As artist members of the Family Ties Network, their work offers a poignant and provocative response to themes arising from the associated conference, Picturing the Family: Media, Narrative, Memory (10th and 11th July 2014, Birkbeck, University of London).

http://www.bbk.ac.uk/brakc/conference.html

Exhibition Events

Saturday 5th July, 2:00-5:00pm, Peltz Gallery                                                                   

Artist talk in gallery, led by Nick Kaplony, Independent curator and Senior Programme Coordinator at Artquest and short film screening in Birkbeck Cinema, featuring work by Suze Adams, Rosy Martin and Sally Waterman. This  35-minute looping programme deals with key themes such as ancestral connections to place, the parental home, mother-daughter relationships, the family album and mourning and loss.
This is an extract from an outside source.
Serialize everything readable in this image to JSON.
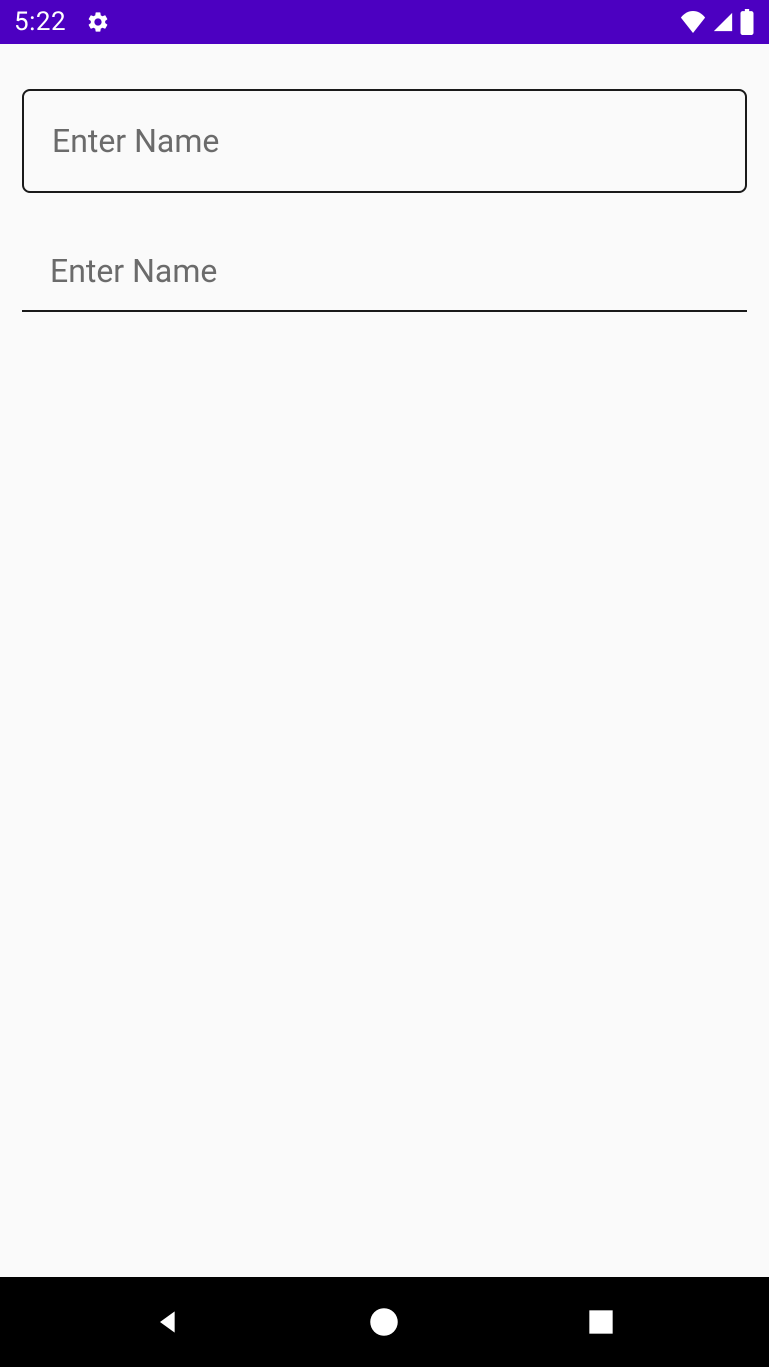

Friday 25th July, 6:30pm, Birkbeck Cinema                                                                             

Lizzie Thynne, On the Border film screening and Q and A with Dr Silke Arnold-de Simine (Senior Lecturer in Memory and Cultural Studies, Birkbeck)       

On the Border, enacts a daughter’s exploration of her Finnish family’s history prompted by the letters, objects, and photographs left in her mother’s apartment. Fragmented memories, dreams, and diary entries are juxtaposed with the director’s journey to significant places and people in that history from during and after the Russo-Finnish wars, 1939-1944. Thynne’s mother, Lea, and her siblings were evacuated from the disputed border territory of Karelia and Lea’s father was killed in 1941, fighting alongside the Germans against the Soviets. The story of her father’s death in action is contrasted with the more indirect impact of the war and its aftermath on the destinies of Lea, her mother and siblings. Lea began to see and hear things from age 42. Thynne searches for the causes of her mother’s breakdown as well as acknowledging that she can only understand her family’s past through her own experience and imagination. In this hypnotic work of mourning and remembrance, past and present, associations, memory and imagining intertwine, as the film charts the lingering traces of conflict and exile across generations.



The Family Ties Network is a group of artists, filmmakers and writers based in the UK, who explore connections between memory, space, place and the family in photography and moving image. Through events, conferences, exhibitions and publications, they aim to investigate a range of issues, encompassing the visual representation of family memories, oral history, bereavement, displacement, estrangement and the family home.